- Born: California
- Occupation: Rabbi
- Spouse: Vicki Reikes Fox

= Steven A. Fox =

American Reform rabbi

Steven A. Fox is an American Reform rabbi. He is the Chief Executive Emeritus of the Central Conference of American Rabbis, the largest and oldest rabbinical organization in North America.

==Early life and education==
Fox was born in Southern California to David and Senta Fox. He attended Temple Beth Tikvah, where he served as youth group president. He was later president of the Southern California Federation of Temple Youth. He graduated from Sunny Hills High School in Fullerton, California in 1972. He received a B.A. from California State University, Fullerton in 1975 and an M.A. from Hebrew Union College in 1978.

==Career==
He was ordained at Hebrew Union College-Jewish Institute of Religion in 1980. His early rabbinic assignments included service at Temple Emanuel in Worcester, Massachusetts and Temple Isaiah in Lexington, Massachusetts. He later served as an adjunct rabbi of Temple Isaiah in Los Angeles.

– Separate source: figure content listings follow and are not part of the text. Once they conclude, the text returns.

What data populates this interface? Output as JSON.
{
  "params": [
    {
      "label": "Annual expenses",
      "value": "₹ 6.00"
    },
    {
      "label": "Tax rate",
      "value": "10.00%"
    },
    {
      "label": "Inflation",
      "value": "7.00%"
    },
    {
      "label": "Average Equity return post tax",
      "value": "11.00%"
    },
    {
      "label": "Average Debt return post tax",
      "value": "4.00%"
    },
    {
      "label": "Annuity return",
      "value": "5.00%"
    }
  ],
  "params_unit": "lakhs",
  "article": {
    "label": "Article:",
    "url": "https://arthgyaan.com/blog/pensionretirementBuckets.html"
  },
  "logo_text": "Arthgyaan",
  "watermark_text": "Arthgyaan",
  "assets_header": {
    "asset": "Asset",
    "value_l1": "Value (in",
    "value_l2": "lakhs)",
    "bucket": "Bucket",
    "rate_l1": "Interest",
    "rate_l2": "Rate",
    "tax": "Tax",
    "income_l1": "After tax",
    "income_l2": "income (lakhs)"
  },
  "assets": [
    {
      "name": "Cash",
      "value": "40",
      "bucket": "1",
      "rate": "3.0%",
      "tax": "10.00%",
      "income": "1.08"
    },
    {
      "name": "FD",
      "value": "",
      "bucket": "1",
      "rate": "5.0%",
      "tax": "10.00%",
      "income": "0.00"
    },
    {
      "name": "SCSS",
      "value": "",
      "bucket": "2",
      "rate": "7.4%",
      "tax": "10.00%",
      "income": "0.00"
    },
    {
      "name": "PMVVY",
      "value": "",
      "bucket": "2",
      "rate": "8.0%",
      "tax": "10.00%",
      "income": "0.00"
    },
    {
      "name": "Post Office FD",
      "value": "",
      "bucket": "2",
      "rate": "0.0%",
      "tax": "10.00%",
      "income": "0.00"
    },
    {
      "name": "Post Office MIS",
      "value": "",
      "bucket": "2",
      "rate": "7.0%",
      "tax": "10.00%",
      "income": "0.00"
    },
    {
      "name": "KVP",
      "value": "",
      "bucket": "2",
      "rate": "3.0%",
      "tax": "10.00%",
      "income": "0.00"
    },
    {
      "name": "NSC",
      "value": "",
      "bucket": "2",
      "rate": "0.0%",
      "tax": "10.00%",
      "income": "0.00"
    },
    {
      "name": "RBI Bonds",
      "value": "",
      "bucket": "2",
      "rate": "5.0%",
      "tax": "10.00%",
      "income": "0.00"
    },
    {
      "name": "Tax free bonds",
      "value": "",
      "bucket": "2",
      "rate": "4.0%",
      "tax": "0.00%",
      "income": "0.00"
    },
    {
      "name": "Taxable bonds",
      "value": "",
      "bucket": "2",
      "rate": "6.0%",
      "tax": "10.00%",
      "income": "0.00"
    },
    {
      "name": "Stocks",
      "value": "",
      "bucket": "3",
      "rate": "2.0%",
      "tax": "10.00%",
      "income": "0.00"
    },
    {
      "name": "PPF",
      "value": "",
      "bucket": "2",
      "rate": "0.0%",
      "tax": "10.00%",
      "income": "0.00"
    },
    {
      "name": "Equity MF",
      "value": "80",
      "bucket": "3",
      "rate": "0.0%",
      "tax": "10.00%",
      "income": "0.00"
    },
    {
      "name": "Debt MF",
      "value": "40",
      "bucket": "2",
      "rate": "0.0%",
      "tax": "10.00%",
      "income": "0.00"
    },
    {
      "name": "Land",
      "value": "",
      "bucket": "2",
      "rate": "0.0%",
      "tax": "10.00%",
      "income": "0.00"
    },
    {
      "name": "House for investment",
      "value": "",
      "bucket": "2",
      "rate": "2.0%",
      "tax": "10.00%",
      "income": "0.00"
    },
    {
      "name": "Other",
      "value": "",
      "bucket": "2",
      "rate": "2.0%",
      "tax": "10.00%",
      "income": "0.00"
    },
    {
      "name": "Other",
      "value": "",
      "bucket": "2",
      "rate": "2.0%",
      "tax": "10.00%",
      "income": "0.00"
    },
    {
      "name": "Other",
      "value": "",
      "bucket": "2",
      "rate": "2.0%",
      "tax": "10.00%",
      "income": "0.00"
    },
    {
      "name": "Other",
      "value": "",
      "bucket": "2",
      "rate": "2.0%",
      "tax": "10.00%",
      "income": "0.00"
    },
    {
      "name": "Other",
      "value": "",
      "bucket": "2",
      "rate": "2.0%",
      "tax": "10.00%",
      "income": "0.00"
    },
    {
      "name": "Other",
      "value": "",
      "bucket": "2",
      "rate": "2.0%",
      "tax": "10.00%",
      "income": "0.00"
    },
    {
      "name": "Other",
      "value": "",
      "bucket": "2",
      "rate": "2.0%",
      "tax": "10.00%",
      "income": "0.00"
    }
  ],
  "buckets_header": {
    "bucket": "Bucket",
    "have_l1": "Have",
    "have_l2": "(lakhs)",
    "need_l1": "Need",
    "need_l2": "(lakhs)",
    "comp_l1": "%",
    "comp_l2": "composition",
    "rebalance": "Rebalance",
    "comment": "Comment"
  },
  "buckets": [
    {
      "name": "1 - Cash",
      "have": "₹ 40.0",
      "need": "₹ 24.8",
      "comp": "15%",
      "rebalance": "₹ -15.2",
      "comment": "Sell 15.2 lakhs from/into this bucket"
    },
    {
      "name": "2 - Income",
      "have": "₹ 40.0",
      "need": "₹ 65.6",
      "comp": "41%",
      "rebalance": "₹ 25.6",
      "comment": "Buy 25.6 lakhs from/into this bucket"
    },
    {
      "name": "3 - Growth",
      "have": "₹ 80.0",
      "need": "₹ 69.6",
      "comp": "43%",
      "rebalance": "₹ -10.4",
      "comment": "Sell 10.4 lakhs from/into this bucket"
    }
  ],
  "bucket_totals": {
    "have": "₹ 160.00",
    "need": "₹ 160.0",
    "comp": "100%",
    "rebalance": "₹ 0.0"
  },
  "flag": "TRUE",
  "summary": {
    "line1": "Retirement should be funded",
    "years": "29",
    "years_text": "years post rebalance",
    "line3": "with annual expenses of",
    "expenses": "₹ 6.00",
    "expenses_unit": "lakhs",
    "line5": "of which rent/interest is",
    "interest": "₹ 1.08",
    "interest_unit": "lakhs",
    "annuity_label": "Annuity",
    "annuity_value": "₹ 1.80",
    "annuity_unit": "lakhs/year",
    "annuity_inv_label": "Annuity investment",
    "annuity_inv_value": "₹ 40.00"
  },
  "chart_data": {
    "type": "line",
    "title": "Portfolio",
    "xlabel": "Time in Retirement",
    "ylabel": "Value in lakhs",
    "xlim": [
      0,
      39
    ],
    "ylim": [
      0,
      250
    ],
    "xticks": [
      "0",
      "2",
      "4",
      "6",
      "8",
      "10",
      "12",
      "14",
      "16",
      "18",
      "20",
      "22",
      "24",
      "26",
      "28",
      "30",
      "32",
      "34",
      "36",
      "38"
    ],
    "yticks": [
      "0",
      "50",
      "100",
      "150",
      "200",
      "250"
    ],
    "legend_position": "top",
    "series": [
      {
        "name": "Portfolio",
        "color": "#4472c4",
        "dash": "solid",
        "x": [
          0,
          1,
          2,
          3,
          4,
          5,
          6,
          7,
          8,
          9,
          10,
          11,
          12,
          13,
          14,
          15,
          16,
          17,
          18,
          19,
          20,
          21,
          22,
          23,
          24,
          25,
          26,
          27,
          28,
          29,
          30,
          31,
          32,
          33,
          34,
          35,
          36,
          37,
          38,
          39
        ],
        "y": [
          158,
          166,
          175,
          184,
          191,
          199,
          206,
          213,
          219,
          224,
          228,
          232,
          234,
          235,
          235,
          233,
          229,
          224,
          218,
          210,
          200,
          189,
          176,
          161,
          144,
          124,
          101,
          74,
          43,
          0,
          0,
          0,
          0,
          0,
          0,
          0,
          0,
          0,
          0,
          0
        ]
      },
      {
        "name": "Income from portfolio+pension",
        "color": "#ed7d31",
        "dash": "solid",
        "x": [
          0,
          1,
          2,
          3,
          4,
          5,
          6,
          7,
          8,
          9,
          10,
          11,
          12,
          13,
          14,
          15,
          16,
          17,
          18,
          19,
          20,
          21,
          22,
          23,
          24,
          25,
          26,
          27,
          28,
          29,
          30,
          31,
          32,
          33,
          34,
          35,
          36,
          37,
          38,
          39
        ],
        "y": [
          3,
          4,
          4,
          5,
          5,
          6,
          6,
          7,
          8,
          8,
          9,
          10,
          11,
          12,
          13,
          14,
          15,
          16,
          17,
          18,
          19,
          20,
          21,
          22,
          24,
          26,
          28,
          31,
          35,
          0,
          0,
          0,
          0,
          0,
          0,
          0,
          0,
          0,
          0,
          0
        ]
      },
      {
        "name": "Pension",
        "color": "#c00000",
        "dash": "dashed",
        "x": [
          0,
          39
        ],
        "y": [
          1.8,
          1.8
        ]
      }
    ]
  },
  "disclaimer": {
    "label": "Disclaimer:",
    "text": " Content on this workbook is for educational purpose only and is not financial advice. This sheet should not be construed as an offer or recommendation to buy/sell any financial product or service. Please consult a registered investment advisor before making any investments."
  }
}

Rabbi Fox earned his Juris Doctor degree at Northeastern University in 1985 and was an attorney and managing partner in a Los Angeles based law firm. Rabbi Fox advised religious and secular non-profits, rabbis and cantors, congregations and other Jewish organizations on a variety of issues.

In 2006 Fox was appointed Executive Vice President of CCAR. His title was later changed to Chief Executive Officer.

==Views==

- Politics and the pulpit re: Israel: “It is more important that rabbis should speak about Israel. I also think there is an obligation for the rabbi to speak about the severity of the discourse surrounding this. We need to learn how to respect the diversity of views in the American Jewish community and the American community.”
- Gay marriage rights: Fox notes that Reform Jews and their rabbis "have long been part of the struggle for gay rights, and that includes advocacy for marriage equality."
- Recognition of Reform Judaism in Israel: Fox has expressed disappointment with Prime Minister Benjamin Netanyahu for not responding more forcefully to attacks on Reform Judaism made by members of his cabinet. Fox said the next priority for the Reform movement in Israel would be achieving parity in government allocations with Orthodox religious establishments and schools.

==Personal==
Fox is married to Vicki Reikes Fox and they have two grown children.